La souffrance des innocents

Que dit la Bible sur la souffrance des innocents ?

L’objection d’Ivan Karamazov, dans le célèbre roman de Dostoievski, reste pour beaucoup le plus grand obstacle à la foi en un Dieu d’amour : peut-on avoir confiance en Dieu dans un monde où des enfants sont torturés ? Si Dieu est bon, comment peut-il permettre la souffrance des innocents ?

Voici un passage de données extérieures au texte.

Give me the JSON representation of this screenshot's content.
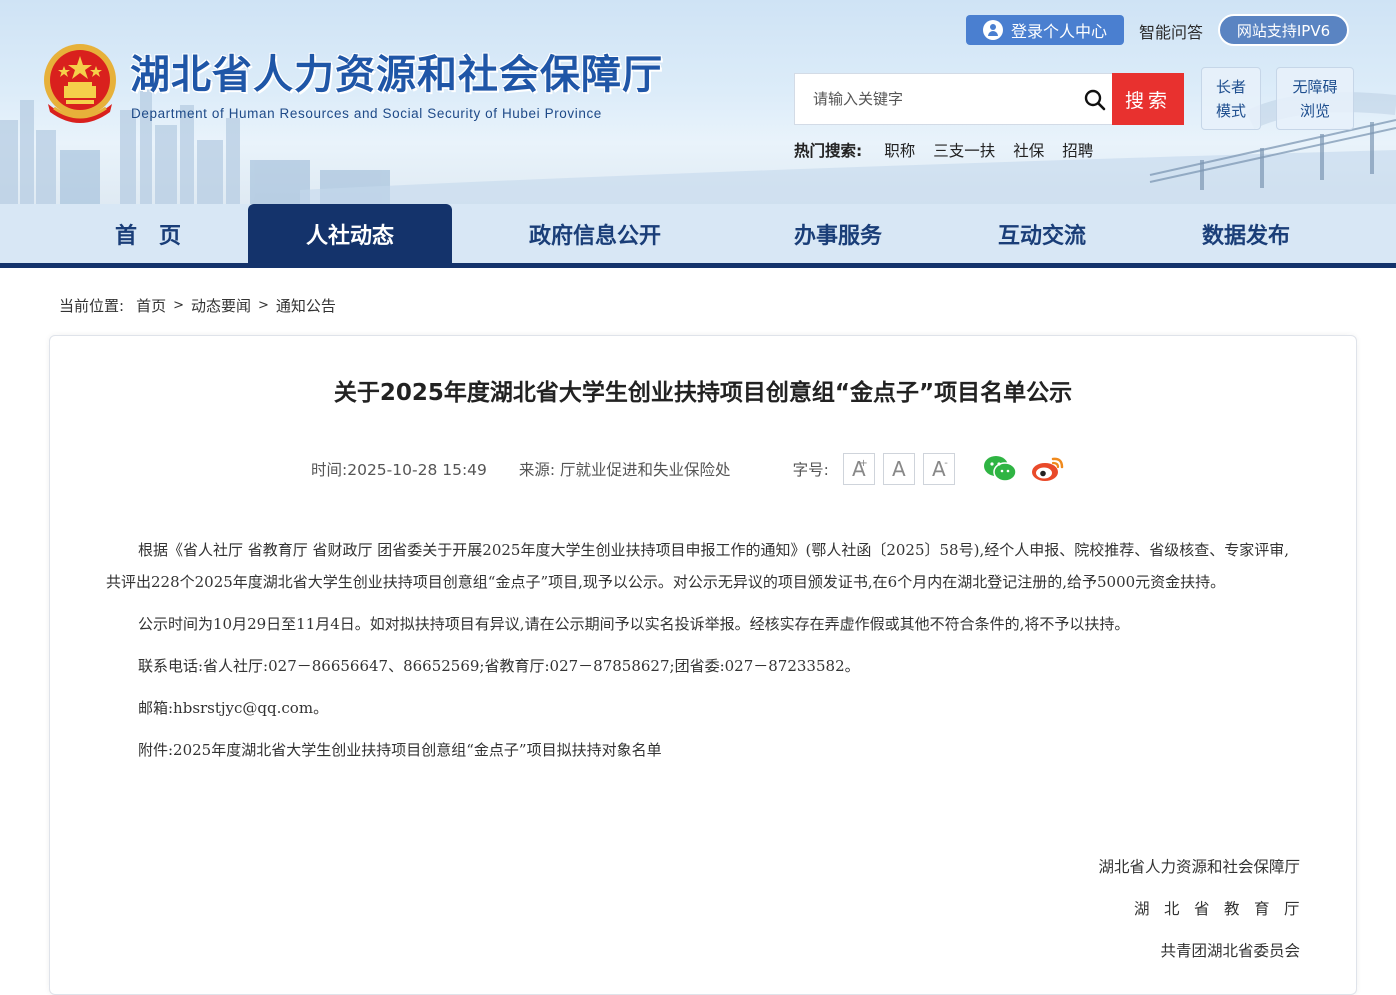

Témoin de la recherche spirituelle des humains à travers les siècles, la Bible est elle-même aux prises avec cette question. Les psaumes nous présentent le désarroi des fidèles face au bonheur des méchants et au malheur des justes : « Pourquoi aurais-je gardé un cœur pur, lavant mes mains en l’innocence ? Quand j’étais frappé tout le jour, et j’avais mon châtiment chaque matin ?... Je crie vers toi, Seigneur, le matin ma prière te prévient ; pourquoi repousses–tu mon âme, caches-tu loin de moi ta face ? » (Psaume 73,13-14 ; 88,14-15). Manifestement, la vieille explication qui lie peine et péché ne fonctionne pas toujours, il existe des cas innombrables où la souffrance n’est pas la conséquence d’une existence loin de Dieu.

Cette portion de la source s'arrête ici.